The Concord Little League’s 11-12 year old All-Stars celebrate after defeating Goffstown Junior Baseball, 6-5 in seven innings, on Monday night at John Ho Sang Field in Bedford. Credit: GEOFF FORESTER / Monitor staff

The Concord 11-12-year-old Little League All-Stars take things one play at a time. One play in extra innings changed everything.

It started as an ordinary play. A throw from catcher to pitcher after a called strike. But with a state championship and a berth at the New England Region Tournament on the line, Nolan Walsh stole home during that routine throw with an incredible display of speed to score the game-winning run in the top of the seventh and closer Anthony LaTorra struck out two batters in the bottom half of that frame to lift Concord to a 6-5 victory over the Goffstown Junior Baseball All-Stars at Bedford’s John Ho Sang field on Monday night.

Concord – the New Hampshire state champion – will play the Massachusetts state champion on Saturday at 1 p.m. in the first round of the New England Region Tournament. The double elimination tournament will be held in Bristol, Conn., Saturday through Aug. 11.

Goffstown took the early lead in Game 1 (en route to a 10-0 victory in five innings), Concord took the early lead in Game 2 (eventually winning 6-5 to force another game in the best-of-three series), but Game 3 was tightly contested throughout.

Walsh (2-for-4, two runs, two RBI) drove home a run on a sacrifice fly and Will Simms (3-for-4, two RBI) had an RBI single in the top of the first to give Concord an early 2-0 lead. Rhys Craigue (2-for-4, run) belted an RBI triple in the second inning and Simms connected on an RBI double in the third to extend Concord’s lead to 4-1. 
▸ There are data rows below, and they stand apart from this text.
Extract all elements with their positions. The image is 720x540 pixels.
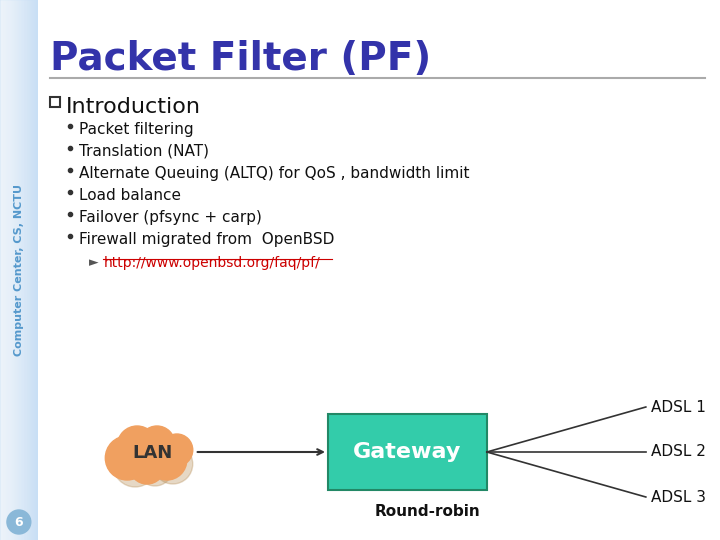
Text: Introduction: Introduction bbox=[66, 97, 201, 117]
Text: ADSL 2: ADSL 2 bbox=[651, 444, 706, 460]
Bar bbox=[32, 0, 33, 540]
Bar bbox=[15, 0, 16, 540]
Bar bbox=[6, 0, 7, 540]
Bar bbox=[20, 0, 21, 540]
Circle shape bbox=[113, 443, 157, 487]
Bar bbox=[33, 0, 34, 540]
Text: Round-robin: Round-robin bbox=[374, 504, 480, 519]
Bar bbox=[5, 0, 6, 540]
Bar bbox=[26, 0, 27, 540]
Bar bbox=[2, 0, 3, 540]
Text: Packet filtering: Packet filtering bbox=[79, 122, 194, 137]
Bar bbox=[8, 0, 9, 540]
Circle shape bbox=[153, 444, 193, 484]
Bar bbox=[1, 0, 2, 540]
Bar bbox=[28, 0, 29, 540]
FancyBboxPatch shape bbox=[0, 0, 37, 540]
Bar bbox=[50, 97, 60, 107]
Text: http://www.openbsd.org/faq/pf/: http://www.openbsd.org/faq/pf/ bbox=[104, 256, 320, 270]
Text: ►: ► bbox=[89, 256, 99, 269]
Circle shape bbox=[117, 426, 157, 466]
Bar bbox=[27, 0, 28, 540]
Bar bbox=[19, 0, 20, 540]
Circle shape bbox=[145, 432, 181, 468]
Bar bbox=[36, 0, 37, 540]
Text: 6: 6 bbox=[14, 516, 23, 529]
Bar bbox=[30, 0, 31, 540]
Bar bbox=[17, 0, 18, 540]
Text: Failover (pfsync + carp): Failover (pfsync + carp) bbox=[79, 210, 262, 225]
Bar bbox=[3, 0, 4, 540]
Text: Firewall migrated from  OpenBSD: Firewall migrated from OpenBSD bbox=[79, 232, 335, 247]
Bar bbox=[16, 0, 17, 540]
FancyBboxPatch shape bbox=[328, 414, 487, 490]
Text: ADSL 3: ADSL 3 bbox=[651, 489, 706, 504]
Text: Packet Filter (PF): Packet Filter (PF) bbox=[50, 40, 431, 78]
Text: Translation (NAT): Translation (NAT) bbox=[79, 144, 210, 159]
Bar bbox=[11, 0, 12, 540]
Bar bbox=[4, 0, 5, 540]
Bar bbox=[35, 0, 36, 540]
Text: Gateway: Gateway bbox=[354, 442, 462, 462]
Bar bbox=[0, 0, 1, 540]
Circle shape bbox=[139, 426, 175, 462]
Text: Computer Center, CS, NCTU: Computer Center, CS, NCTU bbox=[14, 184, 24, 356]
Bar bbox=[21, 0, 22, 540]
Circle shape bbox=[105, 436, 149, 480]
Bar bbox=[31, 0, 32, 540]
Text: Alternate Queuing (ALTQ) for QoS , bandwidth limit: Alternate Queuing (ALTQ) for QoS , bandw… bbox=[79, 166, 470, 181]
Bar bbox=[7, 0, 8, 540]
Circle shape bbox=[161, 434, 193, 466]
Circle shape bbox=[129, 448, 165, 484]
Bar bbox=[18, 0, 19, 540]
Bar bbox=[23, 0, 24, 540]
Text: Load balance: Load balance bbox=[79, 188, 181, 203]
Bar bbox=[34, 0, 35, 540]
Bar bbox=[13, 0, 14, 540]
Bar bbox=[22, 0, 23, 540]
Text: ADSL 1: ADSL 1 bbox=[651, 400, 706, 415]
Circle shape bbox=[7, 510, 31, 534]
Text: LAN: LAN bbox=[132, 444, 172, 462]
Bar bbox=[10, 0, 11, 540]
Circle shape bbox=[147, 440, 186, 480]
Circle shape bbox=[123, 432, 163, 472]
Bar bbox=[29, 0, 30, 540]
Bar bbox=[12, 0, 13, 540]
Circle shape bbox=[137, 450, 173, 486]
Bar bbox=[14, 0, 15, 540]
Bar bbox=[24, 0, 26, 540]
Bar bbox=[9, 0, 10, 540]
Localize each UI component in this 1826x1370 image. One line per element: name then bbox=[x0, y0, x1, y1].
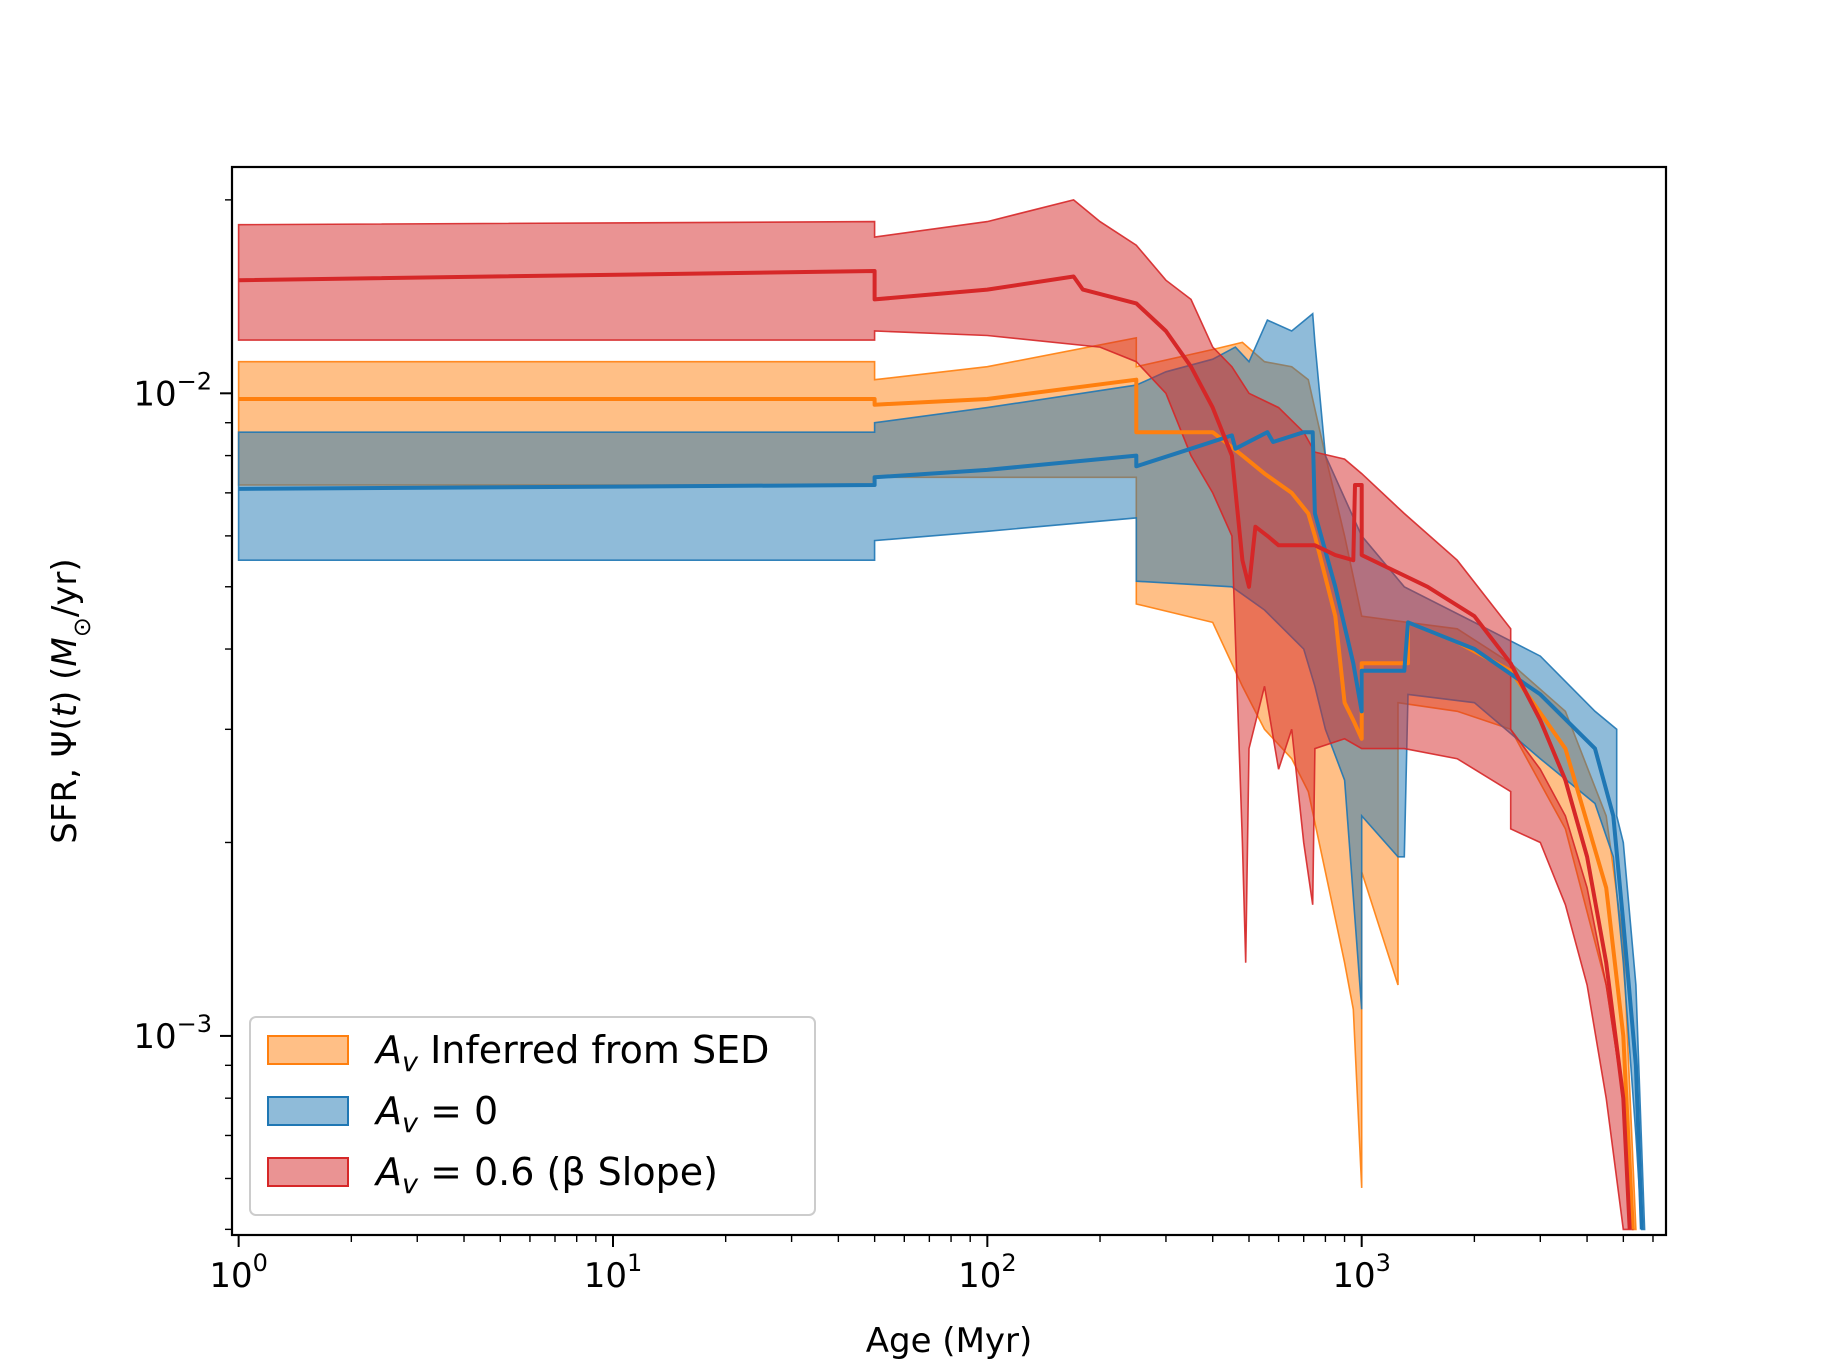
legend-box bbox=[249, 1016, 816, 1216]
legend-swatch-a-v-inferred-from-sed bbox=[267, 1035, 349, 1065]
plot-frame bbox=[230, 165, 1668, 1237]
y-tick-label: 10−3 bbox=[133, 1010, 212, 1057]
median-line-a-v-0 bbox=[238, 430, 1644, 1230]
median-lines bbox=[238, 269, 1644, 1230]
x-tick-label: 102 bbox=[958, 1249, 1017, 1296]
median-line-a-v-0-6-slope bbox=[238, 269, 1632, 1230]
legend-label-a-v-0: Av = 0 bbox=[373, 1089, 498, 1139]
legend-swatch-a-v-0 bbox=[267, 1096, 349, 1126]
y-tick-label: 10−2 bbox=[133, 367, 212, 414]
x-axis-label: Age (Myr) bbox=[866, 1321, 1033, 1361]
legend-label-a-v-0-6-slope: Av = 0.6 (β Slope) bbox=[373, 1150, 718, 1200]
x-tick-label: 101 bbox=[584, 1249, 643, 1296]
axis-ticks: 100 101 102 103 10−3 10−2 bbox=[133, 199, 1654, 1296]
band-a-v-0-6-slope bbox=[237, 199, 1634, 1231]
legend: Av Inferred from SED Av = 0 Av = 0.6 (β Sl… bbox=[249, 1016, 816, 1216]
legend-swatch-a-v-0-6-slope bbox=[267, 1157, 349, 1187]
x-tick-label: 103 bbox=[1332, 1249, 1391, 1296]
legend-label-a-v-inferred-from-sed: Av Inferred from SED bbox=[373, 1028, 769, 1078]
x-tick-label: 100 bbox=[209, 1249, 268, 1296]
Chris Centorino’s two-run homer and Jude Elechko’s RBI double tied the game, 4-4, in the bottom of the fourth, but Concord wasn’t fazed by Goffstown’s bats.

“I told them before the game it was going to be a battle and it was going to be a fight,” Concord head coach Jon Connor said. “I knew (Goffstown would) get back into it. They’re too good not to. I let (my players) do their thing. They kept their energy up and it paid off in the end. … Pretty amazing accomplishment by the boys.”

Walsh broke the tie with an RBI single in the fifth and a sacrifice fly by Centorino in the bottom of the sixth forced an extra inning before came up big yet again in the top of the seventh.

Walsh also pitched the first 4 1/3 innings for Concord, allowing four runs on six hits, walking four and striking out two.

“He’s a big-game player,” Connor said of Walsh. “He had a great day today. He saw an opportunity and he made a great heads up play.”

Hunter Uhlmann and Matty Perkowski had singles in the bottom of the seventh and advanced to second and third on a wild pitch, but LaTorra (one run, three hits, one walk allowed in 2 ⅔ innings, three strikeouts) struck out the next two batters and forced the final batter to groundout to set off Concord’s championship celebration.

Goffstown’s Owen Dutton (2-for-4, double) and Evan Dionne (2-for-4, double) also hit well, while Dionne also pitched six innings.

LaTorra and Tyler Peterson both had hits for Concord.

“We were clean in the field tonight,” Connor said. “We’ve been a baserunning and fielding team for a big part of this tournament and ultimately that’s what won us the game today. Just really solid team defense. (Goffstown is) a good hitting team, they put the ball in play. We made the plays.”

Concord knew about Goffstown’s big bats, but faces unknown opponents in the Massachusetts, Maine and Vermont state champions that will be competing in the New England Region Tournament.

“It’s definitely a challenge,” Connor said. “We don’t know anything about the teams we’re about to play. I think if we prepare like we prepared for the entire tournament. One pitch, one play, one game, we’re going to be fine.”

LLWS restructured

Concord will have a one-in-four chance of qualifying for the Little League World Series in South Williamsport, Pa., better odds than Granite State teams knew prior to the restructuring of the U.S. regional tournaments that was decided upon in August 2019 and took effect following the 2021 LLWS.

In an effort to expand the number of teams in the LLWS, the number of U.S. regions has grown from eight to 10. One of the new regions is the Metro Region, which includes former New England Region teams Connecticut and Rhode Island, and former Mid-Atlantic Region teams, New York and New Jersey.

That leaves just four teams vying for the New England crown (New Hampshire, Massachusetts, Maine, Vermont). Every single New England representative at the LLWS had been from either Connecticut or Rhode Island since 2010, until North Manchester/Hooksett Little League qualified last year.